De rechtbank acht niet wettig en overtuigend bewezen dat verdachte haar werknemers onvoldoende heeft ingelicht over de risico’s verbonden aan de werkzaamheden bij zaaglijn 61. De rechtbank zal verdachte dan ook vrijspreken van dit deel van de tenlastelegging.
Opzet
Blijkens het voorgaande heeft verdachte op een aantal punten niet voldaan aan haar zorgplicht die volgt uit de in de tenlastelegging genoemde regelgeving. De vraag is of zij dit met opzet heeft gedaan. Met andere woorden, heeft verdachte haar gedragingen – in dit geval het nalaten bepaalde maatregelen te treffen die van belang waren voor de te verrichten arbeid bij zaaglijn 61 – opzettelijk verricht?

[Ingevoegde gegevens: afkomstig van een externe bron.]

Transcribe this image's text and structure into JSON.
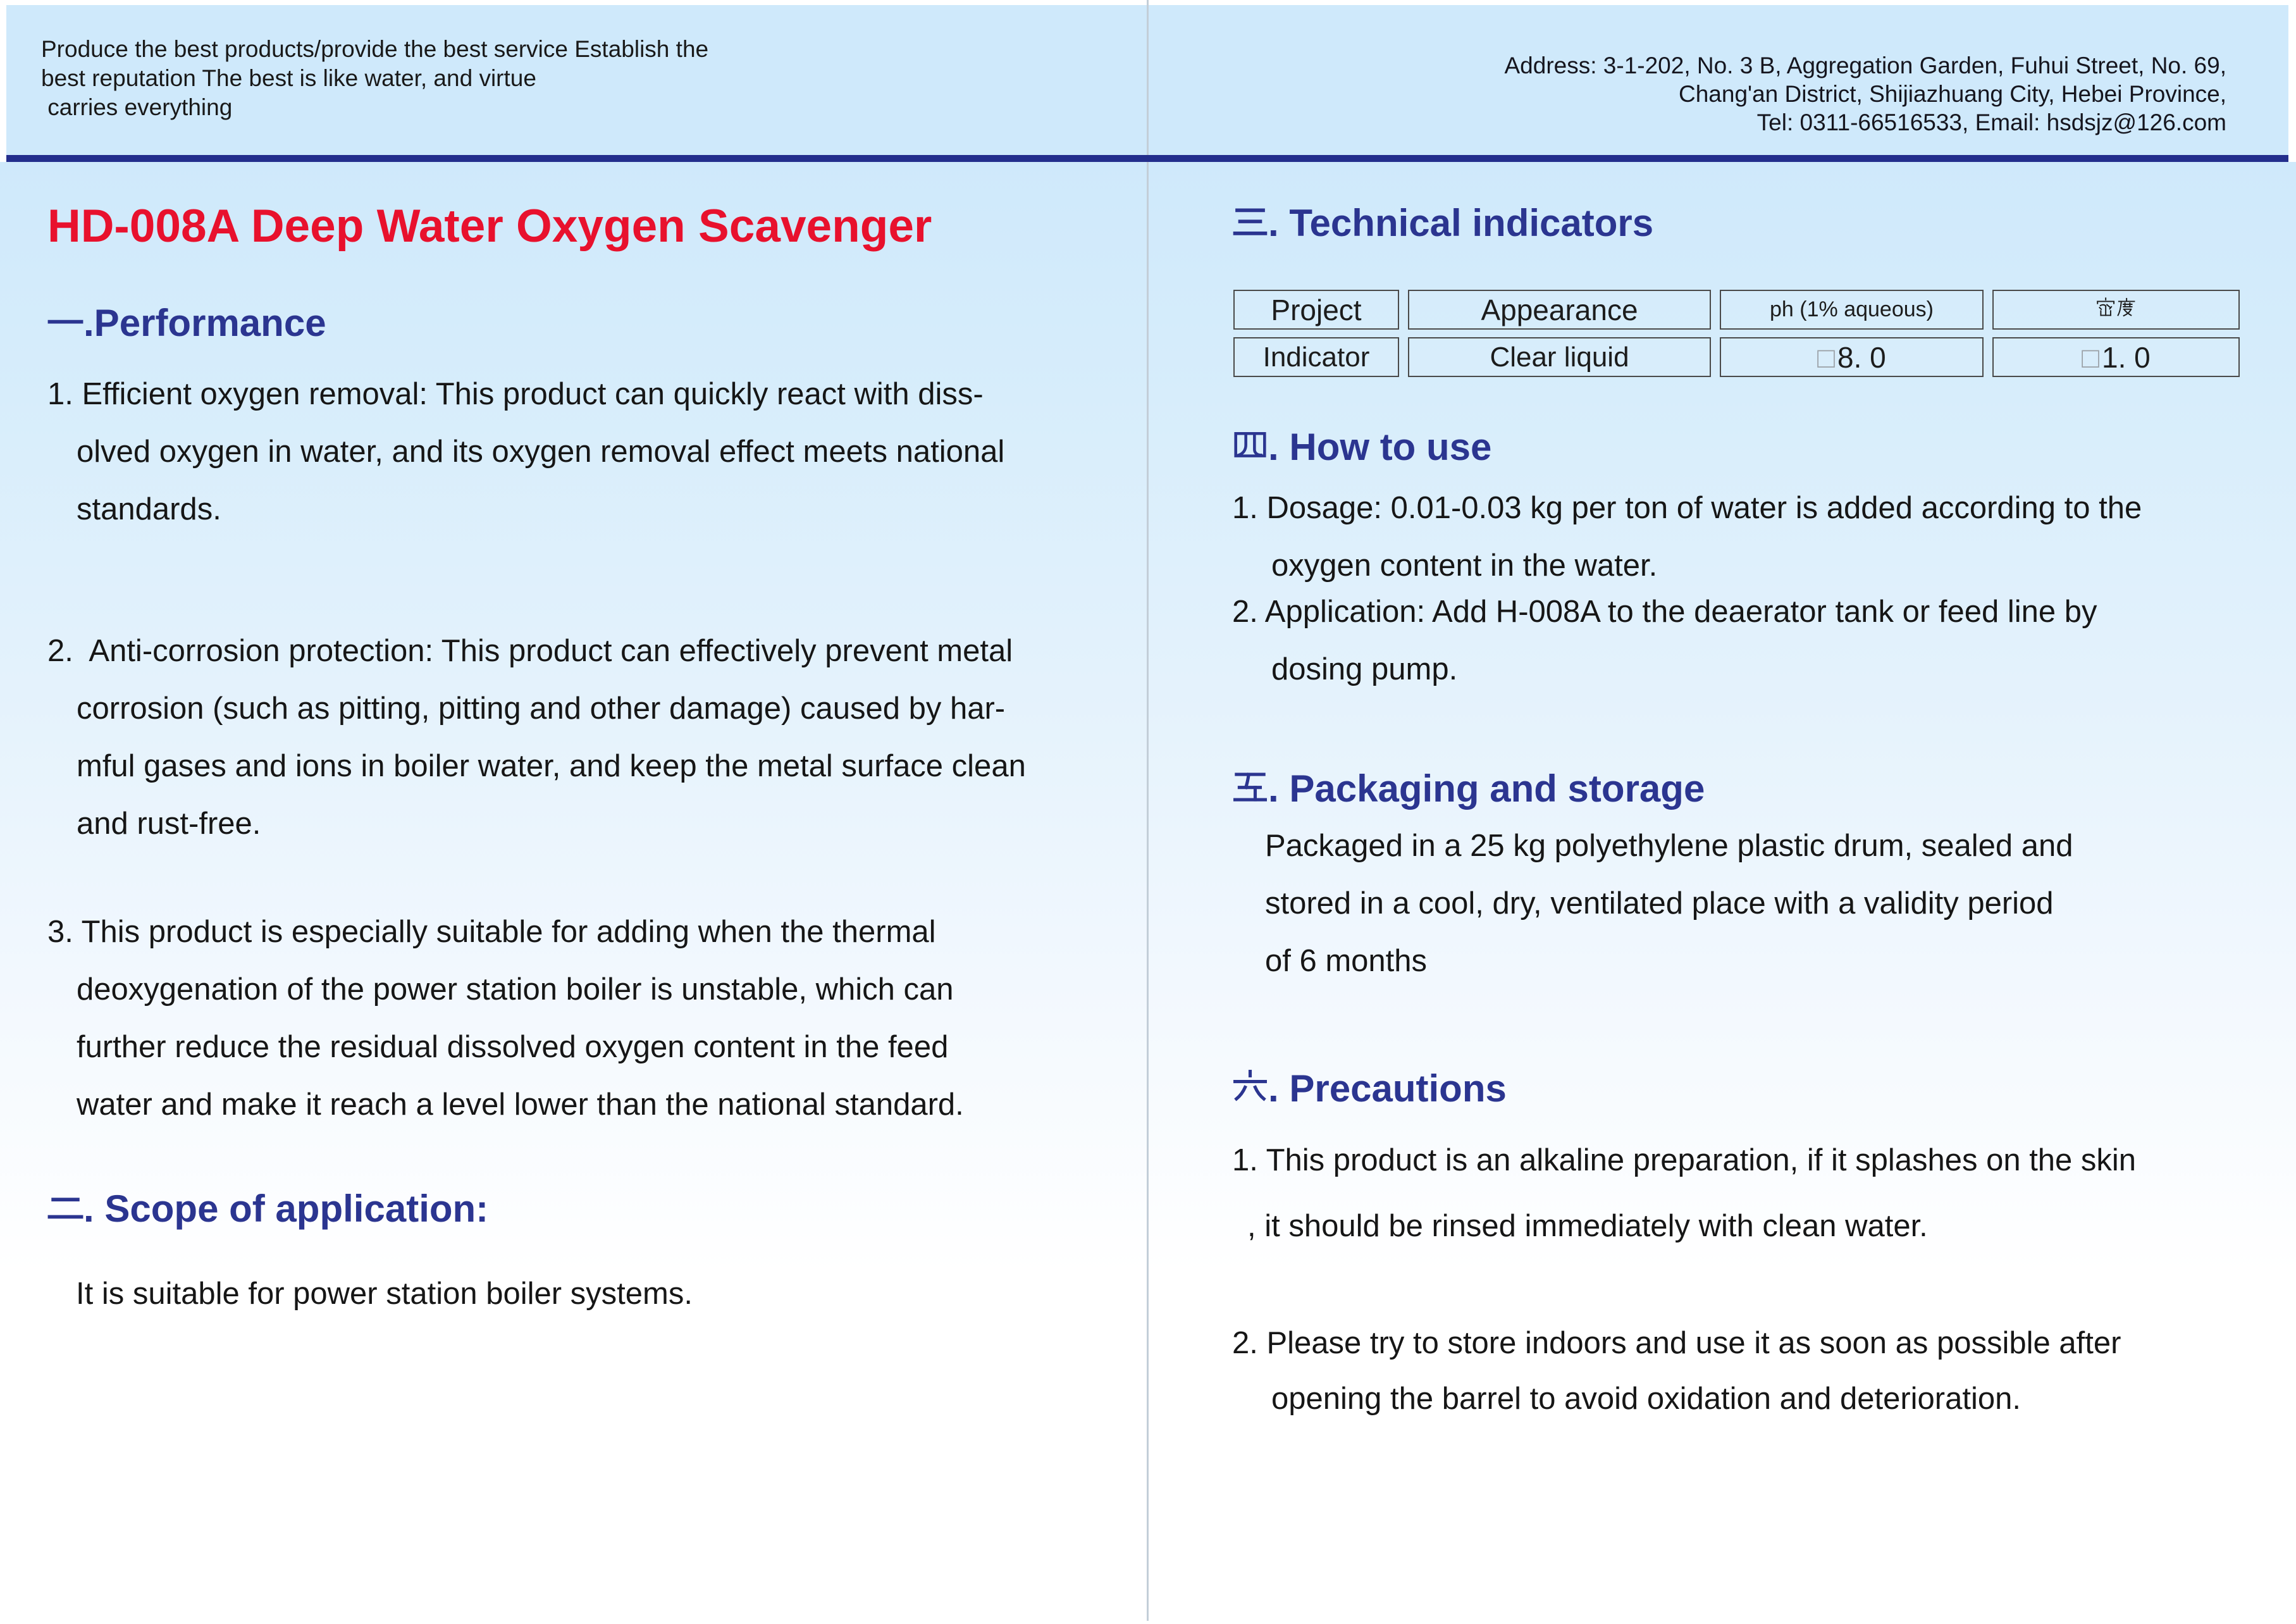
{
  "header": {
    "slogan_lines": [
      "Produce the best products/provide the best service Establish the",
      "best reputation The best is like water, and virtue",
      " carries everything"
    ],
    "address_lines": [
      "Address: 3-1-202, No. 3 B, Aggregation Garden, Fuhui Street, No. 69,",
      "Chang'an District, Shijiazhuang City, Hebei Province,",
      "Tel: 0311-66516533, Email: hsdsjz@126.com"
    ]
  },
  "title": "HD-008A Deep Water Oxygen Scavenger",
  "left": {
    "performance": {
      "heading": "一.Performance",
      "item1_lines": [
        "1. Efficient oxygen removal: This product can quickly react with diss-",
        "olved oxygen in water, and its oxygen removal effect meets national",
        "standards."
      ],
      "item2_lines": [
        "2.  Anti-corrosion protection: This product can effectively prevent metal",
        "corrosion (such as pitting, pitting and other damage) caused by har-",
        "mful gases and ions in boiler water, and keep the metal surface clean",
        "and rust-free."
      ],
      "item3_lines": [
        "3. This product is especially suitable for adding when the thermal",
        "deoxygenation of the power station boiler is unstable, which can",
        "further reduce the residual dissolved oxygen content in the feed",
        "water and make it reach a level lower than the national standard."
      ]
    },
    "scope": {
      "heading": "二. Scope of application:",
      "body": "It is suitable for power station boiler systems."
    }
  },
  "right": {
    "technical": {
      "heading": "三. Technical indicators",
      "table": {
        "header": [
          "Project",
          "Appearance",
          "ph (1% aqueous)",
          "密度"
        ],
        "row_label": "Indicator",
        "appearance_value": "Clear liquid",
        "ph_box": "□",
        "ph_value": "8. 0",
        "density_box": "□",
        "density_value": "1. 0"
      }
    },
    "how_to_use": {
      "heading": "四. How to use",
      "item1_lines": [
        "1. Dosage: 0.01-0.03 kg per ton of water is added according to the",
        "oxygen content in the water."
      ],
      "item2_lines": [
        "2. Application: Add H-008A to the deaerator tank or feed line by",
        "dosing pump."
      ]
    },
    "packaging": {
      "heading": "五. Packaging and storage",
      "body_lines": [
        "Packaged in a 25 kg polyethylene plastic drum, sealed and",
        "stored in a cool, dry, ventilated place with a validity period",
        "of 6 months"
      ]
    },
    "precautions": {
      "heading": "六. Precautions",
      "item1_lines": [
        "1. This product is an alkaline preparation, if it splashes on the skin",
        ", it should be rinsed immediately with clean water."
      ],
      "item2_lines": [
        "2. Please try to store indoors and use it as soon as possible after",
        "opening the barrel to avoid oxidation and deterioration."
      ]
    }
  },
  "colors": {
    "band_blue": "#cfe9fb",
    "rule_navy": "#232e8c",
    "heading_navy": "#2b3590",
    "title_red": "#e8112d",
    "body_text": "#161616"
  }
}
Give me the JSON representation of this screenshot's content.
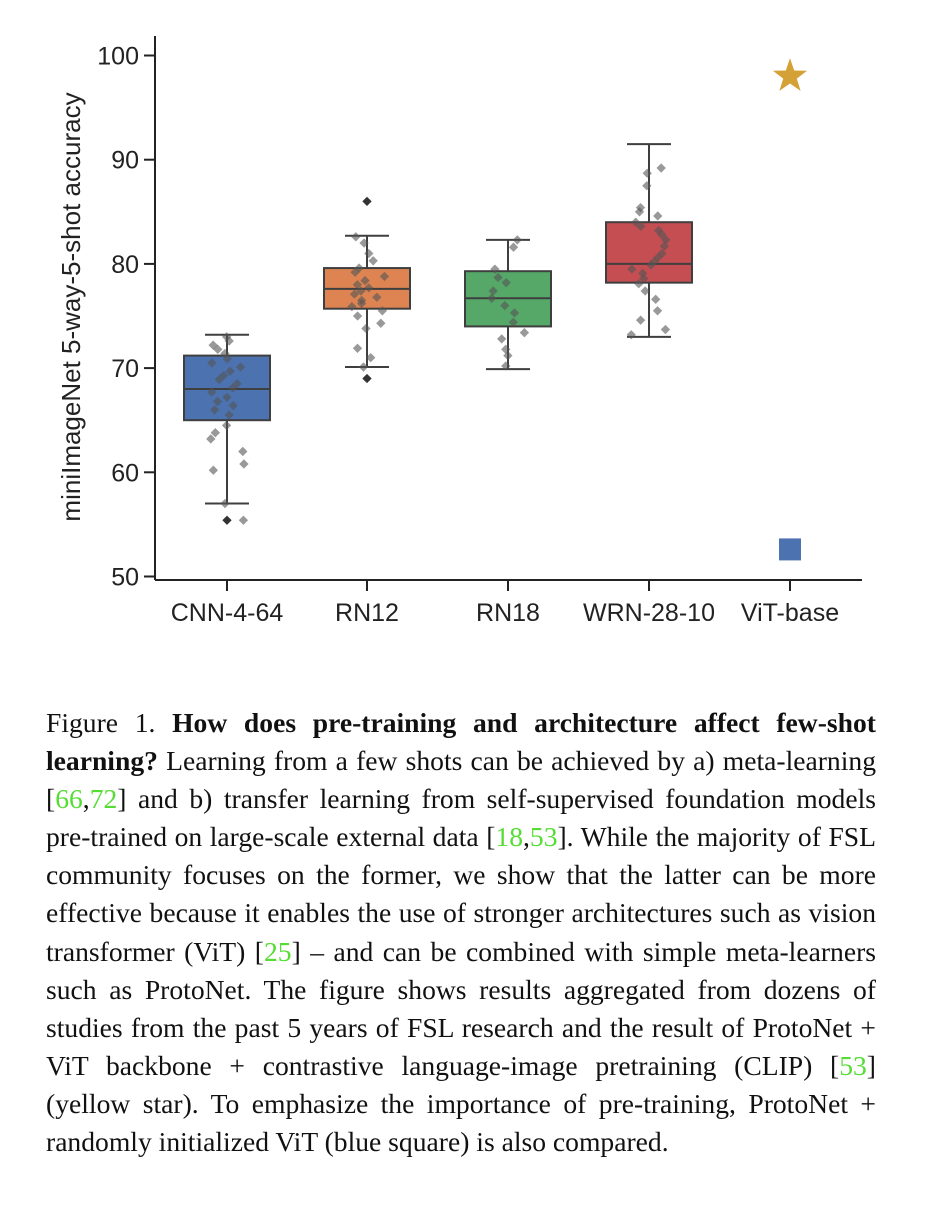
{
  "chart_data": {
    "type": "box",
    "title": "",
    "xlabel": "",
    "ylabel": "miniImageNet 5-way-5-shot accuracy",
    "ylim": [
      50,
      102
    ],
    "yticks": [
      50,
      60,
      70,
      80,
      90,
      100
    ],
    "grid": false,
    "categories": [
      "CNN-4-64",
      "RN12",
      "RN18",
      "WRN-28-10",
      "ViT-base"
    ],
    "boxes": [
      {
        "category": "CNN-4-64",
        "color": "#4c72b0",
        "whisker_low": 57.0,
        "q1": 65.0,
        "median": 68.0,
        "q3": 71.2,
        "whisker_high": 73.2,
        "points": [
          73.0,
          72.6,
          72.2,
          71.8,
          71.4,
          70.9,
          70.5,
          70.1,
          69.7,
          69.3,
          68.9,
          68.5,
          68.1,
          67.7,
          67.2,
          66.8,
          66.4,
          66.0,
          65.5,
          64.5,
          63.8,
          63.2,
          62.0,
          60.8,
          60.2,
          57.0,
          55.4
        ],
        "outliers": [
          55.4
        ]
      },
      {
        "category": "RN12",
        "color": "#dd8452",
        "whisker_low": 70.1,
        "q1": 75.7,
        "median": 77.6,
        "q3": 79.6,
        "whisker_high": 82.7,
        "points": [
          82.6,
          82.0,
          81.0,
          80.3,
          79.6,
          79.2,
          78.8,
          78.4,
          78.0,
          77.7,
          77.4,
          77.1,
          76.8,
          76.5,
          76.2,
          75.9,
          75.5,
          75.0,
          74.3,
          73.8,
          71.9,
          71.0,
          70.1
        ],
        "outliers": [
          86.0,
          69.0
        ]
      },
      {
        "category": "RN18",
        "color": "#55a868",
        "whisker_low": 69.9,
        "q1": 74.0,
        "median": 76.7,
        "q3": 79.3,
        "whisker_high": 82.3,
        "points": [
          82.3,
          81.6,
          79.5,
          78.7,
          78.2,
          77.4,
          76.7,
          76.0,
          75.3,
          74.4,
          73.4,
          72.8,
          71.8,
          71.2,
          70.2
        ],
        "outliers": []
      },
      {
        "category": "WRN-28-10",
        "color": "#c44e52",
        "whisker_low": 73.0,
        "q1": 78.2,
        "median": 80.0,
        "q3": 84.0,
        "whisker_high": 91.5,
        "points": [
          89.2,
          88.7,
          87.5,
          85.4,
          85.0,
          84.6,
          84.0,
          83.6,
          83.2,
          82.8,
          82.3,
          81.7,
          81.0,
          80.6,
          80.2,
          79.9,
          79.5,
          79.1,
          78.6,
          78.1,
          77.4,
          76.6,
          75.5,
          74.6,
          73.7,
          73.2
        ],
        "outliers": []
      }
    ],
    "markers": [
      {
        "category": "ViT-base",
        "shape": "star",
        "color": "#d4a137",
        "value": 98.0,
        "annotation": "ProtoNet + ViT + CLIP"
      },
      {
        "category": "ViT-base",
        "shape": "square",
        "color": "#4c72b0",
        "value": 52.6,
        "annotation": "ProtoNet + randomly initialized ViT"
      }
    ]
  },
  "caption": {
    "label": "Figure 1.",
    "bold": "How does pre-training and architecture affect few-shot learning?",
    "seg1": " Learning from a few shots can be achieved by a) meta-learning [",
    "cite1": "66",
    "sep1": ",",
    "cite2": "72",
    "seg2": "] and b) transfer learning from self-supervised foundation models pre-trained on large-scale external data [",
    "cite3": "18",
    "sep2": ",",
    "cite4": "53",
    "seg3": "]. While the majority of FSL community focuses on the former, we show that the latter can be more effective because it enables the use of stronger architectures such as vision transformer (ViT) [",
    "cite5": "25",
    "seg4": "] – and can be combined with simple meta-learners such as ProtoNet. The figure shows results aggregated from dozens of studies from the past 5 years of FSL research and the result of ProtoNet + ViT backbone + contrastive language-image pretraining (CLIP) [",
    "cite6": "53",
    "seg5": "] (yellow star). To emphasize the importance of pre-training, ProtoNet + randomly initialized ViT (blue square) is also compared."
  }
}
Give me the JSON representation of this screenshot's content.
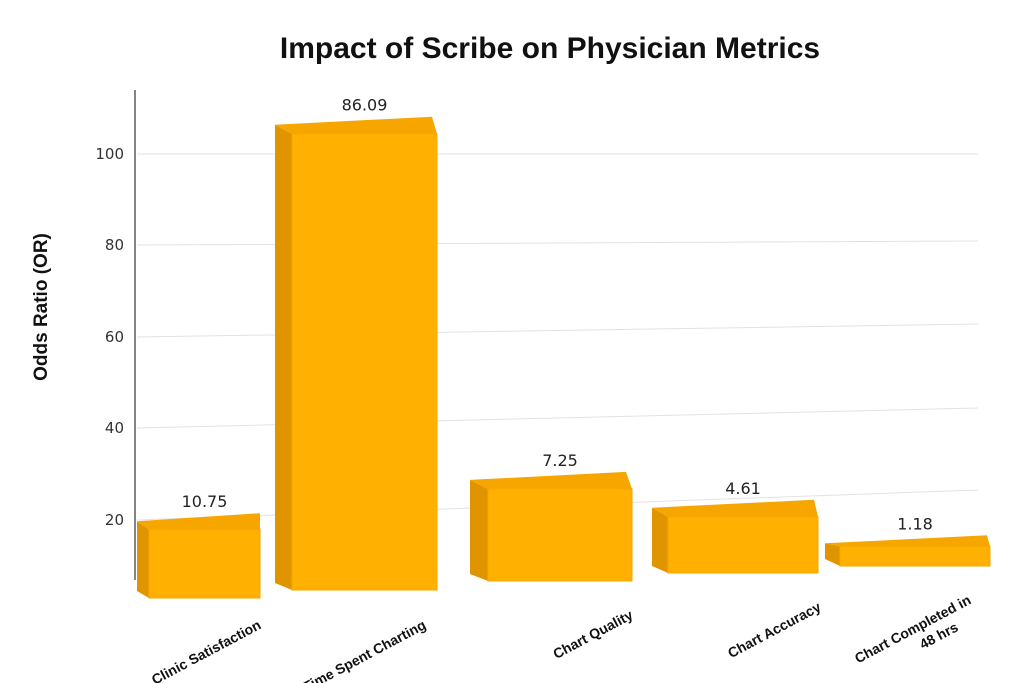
{
  "chart_data": {
    "type": "bar",
    "title": "Impact of Scribe on Physician Metrics",
    "ylabel": "Odds Ratio (OR)",
    "xlabel": "",
    "categories": [
      "Clinic Satisfaction",
      "Time Spent Charting",
      "Chart Quality",
      "Chart Accuracy",
      "Chart Completed in 48 hrs"
    ],
    "values": [
      10.75,
      86.09,
      7.25,
      4.61,
      1.18
    ],
    "data_labels": [
      "10.75",
      "86.09",
      "7.25",
      "4.61",
      "1.18"
    ],
    "yticks": [
      "20",
      "40",
      "60",
      "80",
      "100"
    ],
    "ylim": [
      0,
      110
    ],
    "grid": true,
    "style": "3d-bar",
    "colors": {
      "bar_front": "#FFB000",
      "bar_top": "#F7A600",
      "bar_side": "#E09500",
      "grid": "#e2e2e2"
    }
  }
}
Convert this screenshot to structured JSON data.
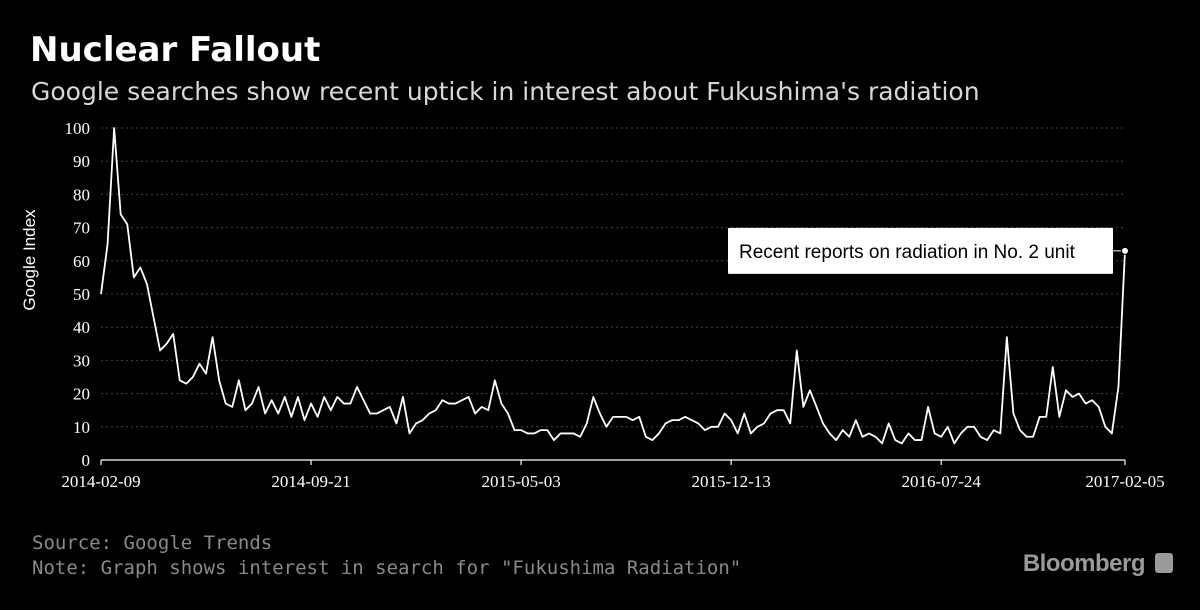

De rechtbank stelt voorop dat het opzet niet gericht hoeft te zijn op het niet naleven van een wettelijke verplichting; verdachte wordt bekend geacht met de op haar rustende verplichting tot het naleven van de op haar rustende zorgplichten uit hoofde van de Arbeidsomstandighedenwet en het Arbeidsomstandighedenbesluit.
Zoals de rechtbank heeft overwogen wist verdachte dat er drie manieren waren om de beveiliging van zaaglijn 61 te omzeilen en daarmee in de zaaglijn te komen. Zij wist ook dat de specifieke risico’s van zaaglijn 61 nog niet waren opgenomen in de RIE (dat stond in de planning) en dat er na 17:00 uur geen toezicht meer was bij zaaglijn 61. Het treffen van maatregelen ten aanzien van deze punten was mogelijk en noodzakelijk, maar verdachte had dat op 23 augustus 2018 nog niet gedaan.
De te treffen maatregelen hadden rechtstreeks betrekking op de veiligheid van de werkzaamheden aan de technisch complexe machine met bewegende delen, waaronder zaagbladen, transportbanden en een vacuümzuiger. Het risico op levensgevaar of ernstige schade aan de gezondheid bij een lek in de beveiliging van een dergelijke machine is evident, bijvoorbeeld door het bekneld raken in een dergelijke machine.
Gelet op het voorgaande ligt in het nalaten van verdachte de maatregelen te treffen en zodoende haar zorgplichten na te leven, het opzet besloten en moest verdachte redelijkerwijs weten dat als gevolg van dat nalaten, levensgevaar of ernstige schade aan de gezondheid van haar werknemers, waaronder [slachtoffer] , ontstond of te verwachten was.